A wound application that has been used for centuries to debride, larvae are now being recognised as effective against bacteria, including methicillin-resistant Staphylococcus aureus. Larvae used in wound care are Lucilia sericata (common green bottle fly) and their secretions contain antimicrobial peptides (AMPs). Jaklic et al (2008) investigated the effect of the Lucilia sericata larval secretions in vitro and in vivo and found it effective against Gram-positive bacteria. It was less effective against Gram-negative bacteria, especially Proteus spp. and Pseudomonas spp. strains (Jaklic et al, 2008). Work is being done on synthesising AMPs similar to those excreted by the Lucilia sericata larvae and adding them to gels and dressings (Pöppel et al, 2015). This may provide a new generation of antimicrobial dressings in the future.

Conclusion
Antimicrobial dressings are generally accepted as an important part of routine care for the infected wound, particularly for DFUs where the risks of subsequent complications are high. Despite this, the availability and quality of evidence remains low. If clinicians are to ensure the best evidence-based care for their patients, this needs to be addressed. 
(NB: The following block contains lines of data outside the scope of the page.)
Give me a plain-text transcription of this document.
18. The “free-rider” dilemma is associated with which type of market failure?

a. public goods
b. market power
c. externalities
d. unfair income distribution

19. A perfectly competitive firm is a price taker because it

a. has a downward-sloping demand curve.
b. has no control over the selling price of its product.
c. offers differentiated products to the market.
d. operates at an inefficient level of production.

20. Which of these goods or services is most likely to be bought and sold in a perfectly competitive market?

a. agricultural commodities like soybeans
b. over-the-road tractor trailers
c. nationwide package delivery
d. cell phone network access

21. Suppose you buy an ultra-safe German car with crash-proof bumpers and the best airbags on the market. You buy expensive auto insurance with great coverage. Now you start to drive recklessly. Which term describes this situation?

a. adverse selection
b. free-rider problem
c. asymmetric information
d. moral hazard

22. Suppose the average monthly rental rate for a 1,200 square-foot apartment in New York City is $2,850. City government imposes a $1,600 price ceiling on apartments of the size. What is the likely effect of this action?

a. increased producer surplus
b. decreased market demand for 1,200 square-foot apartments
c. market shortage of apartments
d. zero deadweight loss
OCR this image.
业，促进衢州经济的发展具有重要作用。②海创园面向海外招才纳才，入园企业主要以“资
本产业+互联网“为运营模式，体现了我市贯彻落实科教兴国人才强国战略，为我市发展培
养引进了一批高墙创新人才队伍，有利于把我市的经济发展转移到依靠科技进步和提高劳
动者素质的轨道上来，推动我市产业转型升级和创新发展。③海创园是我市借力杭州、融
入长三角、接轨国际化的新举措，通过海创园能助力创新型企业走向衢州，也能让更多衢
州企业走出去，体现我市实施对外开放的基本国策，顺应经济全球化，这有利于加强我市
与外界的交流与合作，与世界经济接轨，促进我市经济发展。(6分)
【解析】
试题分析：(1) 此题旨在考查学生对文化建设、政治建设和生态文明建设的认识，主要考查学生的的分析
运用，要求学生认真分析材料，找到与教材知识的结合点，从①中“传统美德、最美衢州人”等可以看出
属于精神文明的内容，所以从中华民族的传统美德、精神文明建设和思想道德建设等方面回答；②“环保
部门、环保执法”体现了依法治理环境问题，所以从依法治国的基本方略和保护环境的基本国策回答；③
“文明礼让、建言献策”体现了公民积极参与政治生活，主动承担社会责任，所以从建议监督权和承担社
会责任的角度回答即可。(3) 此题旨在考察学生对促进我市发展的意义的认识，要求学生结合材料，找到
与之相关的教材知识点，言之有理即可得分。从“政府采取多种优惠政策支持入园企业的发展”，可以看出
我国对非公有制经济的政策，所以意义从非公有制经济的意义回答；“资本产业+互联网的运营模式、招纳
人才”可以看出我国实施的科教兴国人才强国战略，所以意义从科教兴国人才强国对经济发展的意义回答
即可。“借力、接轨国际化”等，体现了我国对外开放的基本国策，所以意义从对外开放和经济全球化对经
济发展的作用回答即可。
When selecting any dressing, account must be taken of the outcome of holistic clinical wound assessment, as well as the patient’s experience and personal preferences (Wu et al, 2015) and this process is ongoing. With antimicrobials, review should occur after 14 days when a decision can be made to change dressing type or continue with the same for up to another 2-week period. 
Cost-effectiveness is essential as is selecting a dressing appropriate to the wound bed. Treating infection should not ignore the usual considerations, such as the requirement for absorbency, adherence, need for debridement and frequency of dressing changes. The patient must always remain the central focus and be on board with the plan of care.